Ma cosa ha detto di così grave il Procuratore di Napoli, che in Calabria ha indagato su mafie, massonerie e poteri deviati? Niente. Assolutamente niente.



vign gratteri ref giust


E' lo stesso Gratteri a ribadire il senso delle sue parole in una replica affidata al sito del Corriere della Sera: “Ho rilasciato due giorni fa un’intervista al Corriere della Calabria, un’intervista durata più di un’ora, nella quale, in una parte, abbiamo parlato ampiamente di quello che nei sette anni di mia permanenza alla Procura Distrettuale di Catanzaro ho fatto con i miei giovani colleghi e con la Polizia giudiziaria eccezionale, di altissimo livello. Abbiamo fatto cose importanti, indagini importanti e abbiamo ridato speranza ai calabresi. Premesso questo, parlando di Calabria e di ‘Ndrangheta ho detto che a mio parere voteranno sì certamente le persone a cui questo sistema conviene, quindi tutti i centri di potere che non vogliono essere controllati dalla magistratura, come ‘Ndrangheta, massoneria deviata. Per questo dico che i miei interventi non possono essere parcellizzati, non si può prendere un pezzettino. Io non ho detto, come strumentalmente si vuole far credere, che quelli che votano sì sono tutti appartenenti ai centri di potere, alla ‘Ndrangheta e alla massoneria deviata. Quindi chi interpreta diversamente quello che ho detto è in malafede e vuole, lui sì, alzare lo scontro. Ma io non ho nessun tipo di problema, perché il senso della paura l’ho superato 35 anni fa. Quindi state tranquilli tutti: non è con questi attacchi, con queste minacce, interrogazioni parlamentari, procedimenti disciplinari annunciati, che mi si mette a tacere".

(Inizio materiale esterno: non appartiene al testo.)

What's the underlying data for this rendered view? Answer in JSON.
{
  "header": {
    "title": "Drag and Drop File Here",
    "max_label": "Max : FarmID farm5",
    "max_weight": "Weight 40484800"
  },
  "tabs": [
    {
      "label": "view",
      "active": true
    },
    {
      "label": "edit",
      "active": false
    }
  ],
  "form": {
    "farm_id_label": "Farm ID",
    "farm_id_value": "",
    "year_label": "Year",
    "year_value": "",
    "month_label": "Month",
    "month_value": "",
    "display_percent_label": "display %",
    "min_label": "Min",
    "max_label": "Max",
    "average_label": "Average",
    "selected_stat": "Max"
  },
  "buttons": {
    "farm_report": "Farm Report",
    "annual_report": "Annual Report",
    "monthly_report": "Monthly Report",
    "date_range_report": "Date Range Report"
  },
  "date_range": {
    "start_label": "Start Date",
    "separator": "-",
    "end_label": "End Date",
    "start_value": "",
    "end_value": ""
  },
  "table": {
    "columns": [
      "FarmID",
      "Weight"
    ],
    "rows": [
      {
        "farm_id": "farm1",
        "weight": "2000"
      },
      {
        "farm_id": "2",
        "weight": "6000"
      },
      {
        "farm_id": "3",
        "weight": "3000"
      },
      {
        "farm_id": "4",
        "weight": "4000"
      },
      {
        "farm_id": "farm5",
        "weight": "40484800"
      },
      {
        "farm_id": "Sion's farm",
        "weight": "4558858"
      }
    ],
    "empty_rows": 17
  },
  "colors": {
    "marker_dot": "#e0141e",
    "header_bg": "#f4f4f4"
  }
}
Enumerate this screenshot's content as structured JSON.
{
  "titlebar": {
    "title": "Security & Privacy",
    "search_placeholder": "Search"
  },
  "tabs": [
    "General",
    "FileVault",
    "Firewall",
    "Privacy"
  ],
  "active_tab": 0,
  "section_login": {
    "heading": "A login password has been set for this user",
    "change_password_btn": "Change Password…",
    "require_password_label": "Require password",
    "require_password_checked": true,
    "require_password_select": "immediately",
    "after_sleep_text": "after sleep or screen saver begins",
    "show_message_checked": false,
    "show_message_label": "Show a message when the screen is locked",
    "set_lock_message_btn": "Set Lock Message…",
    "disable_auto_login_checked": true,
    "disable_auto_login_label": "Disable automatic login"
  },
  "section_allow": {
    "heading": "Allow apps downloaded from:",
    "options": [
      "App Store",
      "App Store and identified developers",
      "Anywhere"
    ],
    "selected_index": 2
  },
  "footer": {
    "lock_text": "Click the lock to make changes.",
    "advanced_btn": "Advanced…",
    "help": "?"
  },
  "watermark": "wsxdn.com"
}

Noi lo diciamo chiaro. Stiamo con Gratteri. Ed è evidente che i sistemi criminali appoggeranno questa riforma votando Sì. E come abbiamo già detto la volontà di questo governo fascista è quella di bloccare l'azione di magistrati come Nino Di Matteo, Luca Tescaroli, Giuseppe Lombardo, Sebastiano Ardita, Nicola Gratteri e tanti altri giovani magistrati, che non restano in silenzio e vogliono la verità sulle stragi e sconfiggere le criminalità del Paese.
Per questo al Procuratore Gratteri esprimiamo la massima solidarietà ed appoggio.